10th President of Morehouse College
- In office July 1, 2007 – July 1, 2012
- Preceded by: Walter E. Massey
- Succeeded by: John Silvanus Wilson

Personal details
- Born: February 22, 1954 (age 72) Chicago, Illinois, U.S.
- Party: Democratic
- Spouse: Cheryl Goffney
- Children: 3
- Education: Morehouse College (BA) Harvard University (M.Div.) University of Chicago (Ph.D.)

= Robert Michael Franklin Jr. =

American college president

Robert Michael Franklin Jr. (born February 22, 1954) is an American author, theologian, ordained minister, and academic administrator who served as the tenth president of Morehouse College from 2007 to 2012. Franklin is a visiting scholar in residence at Stanford University's Martin Luther King Jr. Research and Education Institute. In January 2014, he became director of the religion program at the Chautauqua Institution.

== Early life and education ==
A native of Chicago, Franklin graduated from Morgan Park High School. He earned a Bachelor of Arts degree from Morehouse College, Master of Divinity from Harvard Divinity School, and a Ph.D. from the University of Chicago Divinity School. In 1973, he received an English Speaking Union scholarship to study abroad at Durham University during his undergraduate studies. He is also the recipient of honorary degrees from Bethune–Cookman University, Bates College, and Swarthmore College.

==Career==
Franklin became 10th president of Morehouse College on July 1, 2007. Prior to coming to Morehouse, he was presidential distinguished professor of social ethics at the Candler School of Theology and senior fellow at the Center for the Study of Law and Religion, both at Emory University. Franklin is also former president of the Interdenominational Theological Center in Atlanta. He was a program officer in the Human Rights and Social Justice Program at the Ford Foundation and served as Theologian in Residence for the Chautauqua Institution, both in New York.
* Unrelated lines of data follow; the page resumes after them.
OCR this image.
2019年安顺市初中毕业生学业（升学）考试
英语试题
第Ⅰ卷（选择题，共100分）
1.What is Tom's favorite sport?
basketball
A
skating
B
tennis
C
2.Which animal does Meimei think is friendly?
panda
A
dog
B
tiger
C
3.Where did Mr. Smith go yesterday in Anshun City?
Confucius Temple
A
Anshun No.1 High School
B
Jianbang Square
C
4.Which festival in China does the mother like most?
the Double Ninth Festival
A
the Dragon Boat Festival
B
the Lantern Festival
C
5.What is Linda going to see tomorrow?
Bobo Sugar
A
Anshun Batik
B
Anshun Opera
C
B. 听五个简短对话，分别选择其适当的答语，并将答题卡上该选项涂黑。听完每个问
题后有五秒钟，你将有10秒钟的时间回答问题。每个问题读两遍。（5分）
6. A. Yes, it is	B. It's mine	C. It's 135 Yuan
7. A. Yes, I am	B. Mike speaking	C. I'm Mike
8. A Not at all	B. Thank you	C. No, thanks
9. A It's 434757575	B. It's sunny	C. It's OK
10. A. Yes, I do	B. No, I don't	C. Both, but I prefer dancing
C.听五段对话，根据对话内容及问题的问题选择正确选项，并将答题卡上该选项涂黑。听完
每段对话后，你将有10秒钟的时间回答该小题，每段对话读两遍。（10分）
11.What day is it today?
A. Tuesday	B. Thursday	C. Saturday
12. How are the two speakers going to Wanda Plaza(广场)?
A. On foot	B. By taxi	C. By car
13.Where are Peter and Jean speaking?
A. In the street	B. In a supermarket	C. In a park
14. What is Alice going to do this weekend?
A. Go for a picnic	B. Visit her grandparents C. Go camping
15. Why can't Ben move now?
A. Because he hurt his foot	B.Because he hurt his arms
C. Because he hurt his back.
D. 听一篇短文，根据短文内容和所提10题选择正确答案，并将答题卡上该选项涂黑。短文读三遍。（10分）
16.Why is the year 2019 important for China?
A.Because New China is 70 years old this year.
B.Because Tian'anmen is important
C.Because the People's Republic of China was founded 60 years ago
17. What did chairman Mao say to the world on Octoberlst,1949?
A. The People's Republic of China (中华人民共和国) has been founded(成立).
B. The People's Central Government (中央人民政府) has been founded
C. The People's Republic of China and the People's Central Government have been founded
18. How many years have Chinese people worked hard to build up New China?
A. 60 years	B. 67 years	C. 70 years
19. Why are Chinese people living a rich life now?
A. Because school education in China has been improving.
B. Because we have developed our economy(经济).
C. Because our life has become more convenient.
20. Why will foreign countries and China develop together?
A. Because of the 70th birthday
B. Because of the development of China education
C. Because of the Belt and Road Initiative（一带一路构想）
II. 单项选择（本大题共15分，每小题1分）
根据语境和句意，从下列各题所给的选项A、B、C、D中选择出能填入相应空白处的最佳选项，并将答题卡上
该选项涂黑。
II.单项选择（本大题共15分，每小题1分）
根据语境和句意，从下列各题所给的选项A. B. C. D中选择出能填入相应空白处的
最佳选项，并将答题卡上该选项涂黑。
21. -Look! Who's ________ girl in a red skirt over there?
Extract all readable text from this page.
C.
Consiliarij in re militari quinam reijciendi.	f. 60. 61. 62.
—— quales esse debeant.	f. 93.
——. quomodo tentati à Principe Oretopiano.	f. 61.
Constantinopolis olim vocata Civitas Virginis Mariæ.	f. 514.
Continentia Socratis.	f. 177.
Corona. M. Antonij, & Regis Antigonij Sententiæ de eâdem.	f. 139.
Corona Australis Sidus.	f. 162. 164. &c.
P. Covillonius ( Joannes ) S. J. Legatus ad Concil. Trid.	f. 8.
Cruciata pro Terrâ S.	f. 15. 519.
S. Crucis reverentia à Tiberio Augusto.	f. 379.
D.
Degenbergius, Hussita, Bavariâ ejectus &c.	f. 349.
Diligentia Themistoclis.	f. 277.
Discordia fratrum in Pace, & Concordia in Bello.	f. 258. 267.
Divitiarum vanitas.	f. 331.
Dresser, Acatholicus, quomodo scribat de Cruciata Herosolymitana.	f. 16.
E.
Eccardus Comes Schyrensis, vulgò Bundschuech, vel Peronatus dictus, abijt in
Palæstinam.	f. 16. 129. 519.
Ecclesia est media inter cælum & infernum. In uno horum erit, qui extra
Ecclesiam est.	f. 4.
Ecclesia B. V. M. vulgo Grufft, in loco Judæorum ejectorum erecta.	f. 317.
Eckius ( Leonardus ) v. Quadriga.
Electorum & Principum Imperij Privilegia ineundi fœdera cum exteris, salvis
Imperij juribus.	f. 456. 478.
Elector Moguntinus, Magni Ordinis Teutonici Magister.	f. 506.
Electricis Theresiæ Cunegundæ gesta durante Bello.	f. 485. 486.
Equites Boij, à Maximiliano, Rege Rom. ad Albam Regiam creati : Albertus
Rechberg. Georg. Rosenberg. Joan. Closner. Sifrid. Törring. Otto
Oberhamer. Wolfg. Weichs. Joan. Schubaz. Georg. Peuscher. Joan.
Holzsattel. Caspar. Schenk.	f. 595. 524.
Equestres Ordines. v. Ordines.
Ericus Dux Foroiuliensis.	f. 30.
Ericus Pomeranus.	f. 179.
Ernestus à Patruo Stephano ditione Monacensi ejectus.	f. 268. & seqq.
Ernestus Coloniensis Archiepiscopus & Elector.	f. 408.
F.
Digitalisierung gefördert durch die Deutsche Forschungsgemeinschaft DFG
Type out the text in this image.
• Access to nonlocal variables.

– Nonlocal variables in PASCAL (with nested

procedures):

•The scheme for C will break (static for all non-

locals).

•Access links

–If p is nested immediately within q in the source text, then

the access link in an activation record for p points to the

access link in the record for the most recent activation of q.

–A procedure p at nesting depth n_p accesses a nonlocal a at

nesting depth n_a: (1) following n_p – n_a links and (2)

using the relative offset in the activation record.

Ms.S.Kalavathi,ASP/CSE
===President of Morehouse College===
Franklin took office as the 10th president of Morehouse College on July 1, 2007. In 2009, the college received reaffirmation of its accreditation by the Southern Association of Colleges and Schools. In a project initiated by his predecessor, Walter Massey, Franklin oversaw the completion and opening of the $20 million Ray Charles Performing Arts Center and Music Academic Building, a 75,000 square foot facility named after the musician. Franklin led and supported cultivation efforts such as establishing the Renaissance Commission, a group of 150 volunteer stakeholders, that increased the total number of new donors by an average of 1,000 per year. The college generated in excess of $128 million (grants and contracts, private fundraising and federal appropriations) during Franklin's tenure. He relinquished his position as President of Morehouse College in 2012.

===Civic engagement===
Franklin is a member of Alpha Phi Alpha fraternity, and the Kappa Boule of Sigma Pi Phi fraternity. He serves on numerous boards, including the Character Education Partnership and Public Broadcasting of Atlanta (WABE radio and television). Franklin is a member of the Council on Foreign Relations; the executive committee of the Metro Atlanta Chamber of Commerce; the Atlanta Symphony Orchestra (executive committee); the CDC Foundation Board of Directors the HBCU Capital Financing Advisory Board; and the Naval War College Board of Advisors.

===Publications and commentary===
Franklin is the author of four books, Moral Leadership: Integrity, Courage, Imagination (2020), Crisis in the Village: Restoring Hope in African American Communities (2007), Another Day's Journey: Black Churches Confronting the American Crisis (1997), and Liberating Visions: Human Fulfillment and Social Justice in African American Thought (1989).

Franklin has appeared on the NPR program All Things Considered and provided televised commentary for Atlanta Interfaith Broadcasting.

Franklin worked to produce an official congregational study guide for the 1998 animated film The Prince of Egypt. He also worked as an advisor on the production of The Bible, a History Channel miniseries.

=== 2020 Georgia special election ===
In 2020, Franklin announced his candidacy for 2020 Georgia's 5th congressional district special election to succeed John Lewis. Franklin is a member of the Democratic Party.

Franklin placed second in the September 29, 2020 general election. As no candidate earned 50 percent of votes cast, Franklin and the first-place finisher, Kwanza Hall, advanced to a December runoff election. He lost the election on December 2, 2020.

==Personal life==
Franklin is married to Cheryl Goffney Franklin, an OB-GYN physician. He has three children and two grandchildren. Franklin holds ordination in two Christian denominations: the American Baptist Churches USA and the Church of God in Christ.